Il Prof. Dr. Sözbilir richiama inoltre l'attenzione sull'importanza della ricostruzione post-terremoto; afferma che i nuovi progetti edilizi avviati nella regione sono stati resi più resistenti grazie alla tecnologia moderna e agli standard attuali. Sottolineando che è prevista la costruzione di 500 mila abitazioni nell'ambito del progetto abitativo del secolo e che questo numero potrebbe superare il milione nel tempo, il Prof. Dr. Sözbilir indica la necessità di abbandonare soprattutto le vecchie strutture.

'HA SUPERATO LE 600'

Riguardo alle misure da adottare per ridurre il rischio sismico, afferma: "In Turchia, soprattutto dopo il grande terremoto del 2023, le faglie sono state riesaminate da zero. Si sta aggiornando la mappa per vedere se ci sono faglie attive che non erano presenti. La nuova mappa delle faglie attive della Turchia sarà annunciata dal nostro Stato nei prossimi mesi. In base a ciò, possiamo dire che c'è un aumento del numero di faglie attive in Turchia. Ovvero, le nostre 485 faglie attive supereranno le 600. In questo caso, il nostro rischio sismico in Turchia aumenta. Emergeranno diverse faglie nelle nostre diverse province. È necessario fare una nuova regolamentazione riguardo a queste. Pertanto, dovremo dare il doppio dell'importanza che diamo attualmente ai lavori di riduzione del rischio."

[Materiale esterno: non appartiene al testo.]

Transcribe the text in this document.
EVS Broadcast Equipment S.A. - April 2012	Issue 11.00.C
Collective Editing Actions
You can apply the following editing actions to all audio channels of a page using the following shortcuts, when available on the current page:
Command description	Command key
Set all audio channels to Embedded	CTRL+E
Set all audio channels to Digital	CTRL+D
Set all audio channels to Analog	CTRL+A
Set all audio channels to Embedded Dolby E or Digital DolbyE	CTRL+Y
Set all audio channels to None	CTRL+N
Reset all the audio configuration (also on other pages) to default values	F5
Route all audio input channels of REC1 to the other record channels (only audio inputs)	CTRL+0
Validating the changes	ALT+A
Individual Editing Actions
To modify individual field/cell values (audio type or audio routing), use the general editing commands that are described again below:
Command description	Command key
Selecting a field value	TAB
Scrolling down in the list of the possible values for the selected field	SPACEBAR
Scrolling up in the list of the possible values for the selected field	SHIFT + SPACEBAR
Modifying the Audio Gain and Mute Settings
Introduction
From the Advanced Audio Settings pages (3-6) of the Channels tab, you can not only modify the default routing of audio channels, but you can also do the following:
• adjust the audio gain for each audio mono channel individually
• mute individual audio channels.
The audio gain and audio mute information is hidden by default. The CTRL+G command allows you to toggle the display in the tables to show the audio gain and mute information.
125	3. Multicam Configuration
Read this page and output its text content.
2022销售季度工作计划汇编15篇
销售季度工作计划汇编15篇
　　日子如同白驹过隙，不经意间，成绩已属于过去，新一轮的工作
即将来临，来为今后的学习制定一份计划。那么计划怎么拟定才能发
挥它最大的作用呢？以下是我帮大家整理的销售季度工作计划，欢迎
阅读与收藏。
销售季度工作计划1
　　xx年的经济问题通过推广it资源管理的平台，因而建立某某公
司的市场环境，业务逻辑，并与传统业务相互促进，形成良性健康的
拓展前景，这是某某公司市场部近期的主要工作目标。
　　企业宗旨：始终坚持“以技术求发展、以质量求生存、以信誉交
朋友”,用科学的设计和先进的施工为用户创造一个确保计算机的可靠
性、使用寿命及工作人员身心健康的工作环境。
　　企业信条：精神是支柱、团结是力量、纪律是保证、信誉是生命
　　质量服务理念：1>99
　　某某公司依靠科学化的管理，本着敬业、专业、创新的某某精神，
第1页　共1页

Queste nuove linee di faglia aggiunte alla mappa delle faglie attive della Turchia, attualmente in fase di aggiornamento, aumentano ulteriormente la necessità di preparazione contro i terremoti in futuro. Gli esperti affermano che le possibili perdite possono essere prevenute sia con la costruzione di città nuove e solide, sia con il rinnovamento del patrimonio edilizio esistente.